Богачев смотрел, как стрелка спидометра ползла вправо. И чем дальше она ползла вправо, тем радостнее ему становилось. Он обернулся к Пьянкову и сказал:

— Ты гений, старина!

— Ладно, ладно, не в церкви.

— Не сердись.

— Не то слово. Я задыхаюсь от негодования.

Брок засмеялся и сказал Аветисяну:

— Геворк, знаете, мне страшно за Мирова и Новицкого. Наши ребята вырастут в серьезных конкурентов.

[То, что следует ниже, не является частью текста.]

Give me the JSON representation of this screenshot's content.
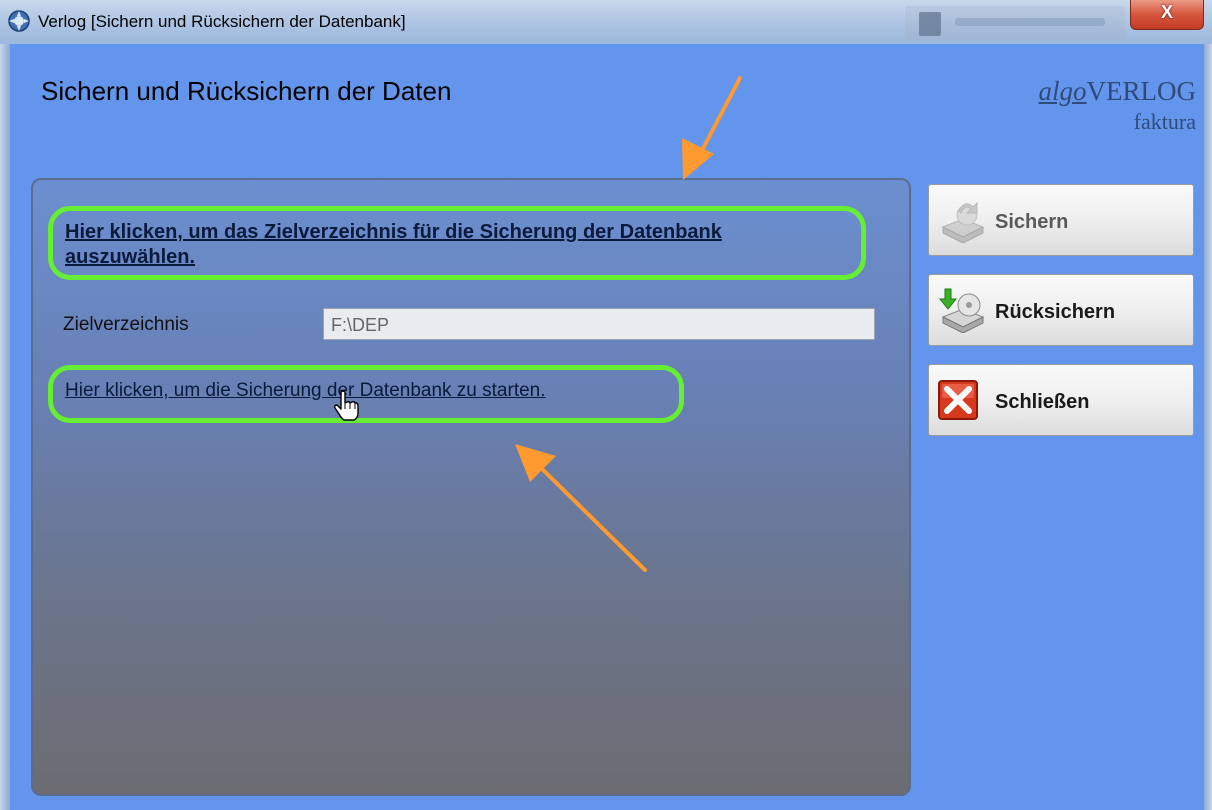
{
  "window": {
    "title": "Verlog [Sichern und Rücksichern der Datenbank]",
    "close_glyph": "X"
  },
  "page": {
    "heading": "Sichern und Rücksichern der Daten"
  },
  "logo": {
    "algo": "algo",
    "verlog": "VERLOG",
    "faktura": "faktura"
  },
  "panel": {
    "choose_dir_link": "Hier klicken, um das Zielverzeichnis für die Sicherung der Datenbank auszuwählen.",
    "target_dir_label": "Zielverzeichnis",
    "target_dir_value": "F:\\DEP",
    "start_backup_link": "Hier klicken, um die Sicherung der Datenbank zu starten."
  },
  "buttons": {
    "backup": {
      "label": "Sichern",
      "icon": "disk-backup-icon",
      "enabled": false
    },
    "restore": {
      "label": "Rücksichern",
      "icon": "disk-restore-icon",
      "enabled": true
    },
    "close": {
      "label": "Schließen",
      "icon": "close-icon",
      "enabled": true
    }
  },
  "annotations": {
    "highlight_color": "#66ee33",
    "arrow_color": "#ff9a30"
  }
}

Вошел Струмилин еще с двумя чашками кофе и спросил:

— Кому добавок?

— Мне, — попросил Богачев.

Струмилин сел рядом с ним, посмотрел на доску, в которую вмонтированы приборы, отметил для себя, что во время его десятиминутного отсутствия скорость движения возросла, но ничего говорить не стал. Он только подумал: «Жека, Жека, что ты там еще задумала? Неужели тебе захотелось поиграть с этим парнем, который сидит справа от меня, и летает над Арктикой вместе со мной, и пьет кофе, который я завариваю, и прибавляет скорость, хотя этого не надо было бы делать, и беспрерывно курит, потому что хочет поскорее получить твою радиограмму? Ты выросла без матери — раньше, чем надо бы. Когда есть мать, юность продолжается дольше, а это самая прекрасная пора человеческой жизни, маленькая моя, сумасбродная Жека, хороший мой, честный человечек. Не играй с этим парнем, у него тоже было не так уж много юности, очень я тебя прошу об этом, просто ты даже не представляешь, как я прошу тебя об этом…»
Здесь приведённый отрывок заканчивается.